K8s is one of many options to collaborate and scale applications and for many organizations it is not the best option. It also comes with lots of vendor lock-in if you're using a service like GKE, EKS, or AKE, or integrate with any of their loadbalancer or storage solutions!
Oracle and Alibaba building a large abstraction on top of kubernetes, to do something kubernetes was not designed to do (though capable of doing), is not the direction I personally believe distributed systems development should standardize around.
There are tons of self-hosted PaaS options that are not built on top of massive abstractions and provide better functionality to their users. Since you mentioned Heroku i'll mention https://github.com/dokku/dokku.
Actually, almost every big company built massive abstractions on top of Kubernetes and it is what Kubernetes is designed to do (and good at).
That's why if you had a chance to look at Dokku and any other "better" self-hosted PaaS offerings, they are dead.
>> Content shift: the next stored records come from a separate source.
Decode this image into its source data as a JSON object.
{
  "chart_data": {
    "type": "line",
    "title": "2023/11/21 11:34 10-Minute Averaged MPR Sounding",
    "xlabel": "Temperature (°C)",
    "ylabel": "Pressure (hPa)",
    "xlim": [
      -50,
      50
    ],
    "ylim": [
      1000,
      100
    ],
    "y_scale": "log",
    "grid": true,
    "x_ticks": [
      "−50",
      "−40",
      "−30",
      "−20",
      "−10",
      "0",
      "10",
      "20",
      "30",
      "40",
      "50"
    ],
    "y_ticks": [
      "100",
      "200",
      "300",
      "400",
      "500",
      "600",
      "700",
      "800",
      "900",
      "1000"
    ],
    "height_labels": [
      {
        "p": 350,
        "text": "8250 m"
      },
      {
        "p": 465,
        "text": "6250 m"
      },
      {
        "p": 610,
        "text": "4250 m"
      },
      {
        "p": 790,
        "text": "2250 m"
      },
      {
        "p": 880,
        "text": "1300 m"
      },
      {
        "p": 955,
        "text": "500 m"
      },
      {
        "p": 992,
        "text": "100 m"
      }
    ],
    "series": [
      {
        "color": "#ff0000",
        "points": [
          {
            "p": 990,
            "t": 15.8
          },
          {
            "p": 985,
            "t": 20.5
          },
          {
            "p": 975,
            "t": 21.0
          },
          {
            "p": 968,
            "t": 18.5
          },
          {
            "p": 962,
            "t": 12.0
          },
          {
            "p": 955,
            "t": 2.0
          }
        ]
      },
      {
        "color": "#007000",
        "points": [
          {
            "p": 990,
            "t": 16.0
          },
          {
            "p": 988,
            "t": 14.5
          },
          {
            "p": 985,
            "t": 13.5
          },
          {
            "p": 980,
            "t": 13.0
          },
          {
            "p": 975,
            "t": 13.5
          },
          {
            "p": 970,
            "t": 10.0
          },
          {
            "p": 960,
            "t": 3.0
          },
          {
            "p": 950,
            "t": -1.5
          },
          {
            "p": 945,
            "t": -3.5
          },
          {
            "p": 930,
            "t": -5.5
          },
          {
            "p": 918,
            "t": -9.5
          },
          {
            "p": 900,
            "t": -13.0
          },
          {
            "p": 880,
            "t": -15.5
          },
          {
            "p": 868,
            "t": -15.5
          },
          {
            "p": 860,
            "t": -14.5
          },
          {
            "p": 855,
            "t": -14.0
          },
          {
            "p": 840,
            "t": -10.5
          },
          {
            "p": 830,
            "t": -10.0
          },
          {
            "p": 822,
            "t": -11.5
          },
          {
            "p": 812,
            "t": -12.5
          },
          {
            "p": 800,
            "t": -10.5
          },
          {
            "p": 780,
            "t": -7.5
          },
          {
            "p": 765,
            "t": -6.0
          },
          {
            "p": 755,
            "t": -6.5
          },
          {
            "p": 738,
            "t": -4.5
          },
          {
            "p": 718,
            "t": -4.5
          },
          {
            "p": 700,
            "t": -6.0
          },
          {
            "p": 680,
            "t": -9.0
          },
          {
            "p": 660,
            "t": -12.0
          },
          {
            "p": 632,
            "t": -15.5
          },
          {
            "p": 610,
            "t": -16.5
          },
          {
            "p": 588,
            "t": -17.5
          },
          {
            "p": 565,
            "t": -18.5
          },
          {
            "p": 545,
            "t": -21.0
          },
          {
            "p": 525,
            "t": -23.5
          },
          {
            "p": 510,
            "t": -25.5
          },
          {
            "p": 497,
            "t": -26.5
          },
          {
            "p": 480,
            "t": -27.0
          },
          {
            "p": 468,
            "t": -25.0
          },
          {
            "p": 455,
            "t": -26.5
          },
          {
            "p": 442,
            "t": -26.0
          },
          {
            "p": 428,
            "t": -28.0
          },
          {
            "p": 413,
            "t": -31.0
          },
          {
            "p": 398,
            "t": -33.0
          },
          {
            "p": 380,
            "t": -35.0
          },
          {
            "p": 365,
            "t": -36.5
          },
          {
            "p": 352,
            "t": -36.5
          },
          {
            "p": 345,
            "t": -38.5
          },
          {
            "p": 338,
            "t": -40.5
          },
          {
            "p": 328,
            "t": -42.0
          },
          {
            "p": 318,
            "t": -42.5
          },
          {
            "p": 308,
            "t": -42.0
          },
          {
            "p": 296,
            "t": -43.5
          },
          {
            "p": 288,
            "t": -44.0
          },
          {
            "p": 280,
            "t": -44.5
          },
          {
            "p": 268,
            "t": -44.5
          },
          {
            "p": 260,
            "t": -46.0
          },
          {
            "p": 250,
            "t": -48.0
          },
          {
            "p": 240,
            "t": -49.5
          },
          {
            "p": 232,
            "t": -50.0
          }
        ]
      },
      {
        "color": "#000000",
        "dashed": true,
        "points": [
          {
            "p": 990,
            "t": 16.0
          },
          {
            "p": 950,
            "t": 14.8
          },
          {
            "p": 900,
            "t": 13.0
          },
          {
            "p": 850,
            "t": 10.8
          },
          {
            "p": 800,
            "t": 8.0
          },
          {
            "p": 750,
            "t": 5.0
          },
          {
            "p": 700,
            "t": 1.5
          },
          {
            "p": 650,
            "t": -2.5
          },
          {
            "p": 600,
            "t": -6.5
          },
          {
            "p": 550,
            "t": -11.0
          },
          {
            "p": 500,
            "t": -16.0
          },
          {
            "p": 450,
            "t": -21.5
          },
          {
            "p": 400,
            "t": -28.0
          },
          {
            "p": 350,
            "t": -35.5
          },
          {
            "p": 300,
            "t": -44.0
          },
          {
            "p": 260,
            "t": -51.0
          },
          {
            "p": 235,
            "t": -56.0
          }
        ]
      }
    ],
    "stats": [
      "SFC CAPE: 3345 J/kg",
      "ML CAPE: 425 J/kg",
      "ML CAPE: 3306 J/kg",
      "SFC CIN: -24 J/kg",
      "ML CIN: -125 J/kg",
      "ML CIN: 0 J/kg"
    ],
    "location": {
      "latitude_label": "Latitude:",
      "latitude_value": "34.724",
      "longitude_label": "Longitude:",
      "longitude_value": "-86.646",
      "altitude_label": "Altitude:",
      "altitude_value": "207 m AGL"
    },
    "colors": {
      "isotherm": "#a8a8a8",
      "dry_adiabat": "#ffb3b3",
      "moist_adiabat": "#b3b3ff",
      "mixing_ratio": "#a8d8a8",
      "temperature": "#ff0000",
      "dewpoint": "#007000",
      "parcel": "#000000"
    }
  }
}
Ppl today choose to use Kubernetes to build abstractions atop and OAM is a battle tested option to achieve this with better clarity and interpretability. Many companies are shifting away from Cloud Foundry and OpenShift to this approach.
Yes K8s is one of many options, but one that can translate to many situations. I'd still choose it over anything else when I need more than a `docker run` on a server.
No worries and maybe I am being harsh here but this whole thing seems like a couple big providers trying to push their own idioms on the DevOps industry, an industry which is already saturated on dishonest marketing kool-aid.
"Our solution is way better then all those pre-existing solutions!".
No. No it isn't. Stop acting like you're helping me when you're really selling me something.
Hi there. I think every open source project is trying to push "their own idioms" to the community. But good open source projects provide good technology directions and generic abstractions to reuse, not dishonest marketing. I suspect that marketing would not work if the project is not good -- people are really smart when choosing projects.
The shoveling of "Cloud Native" is in part a bid to sell cloud services at AWS, Azure, GCP, Oracle, Alibaba, etc. Just because the engineers on the ground doing the work conveniently ignore this point doesn't mean that the executives who ultimately green light and fund these projects aren't considering it the #1 priority.
More and more applications will be built on cloud with or without "cloud-native", we can't stop this trend or arguing technologies that intend to make this process smoother/easier.
And yes I agree those cloud providers will make more money with this trend.
You mean like Heroku?
Kubernetes allows your ops and developers to collaborate and scale and avoid vendor lock-in.
How does a PaaS (like Heroku?) allows that?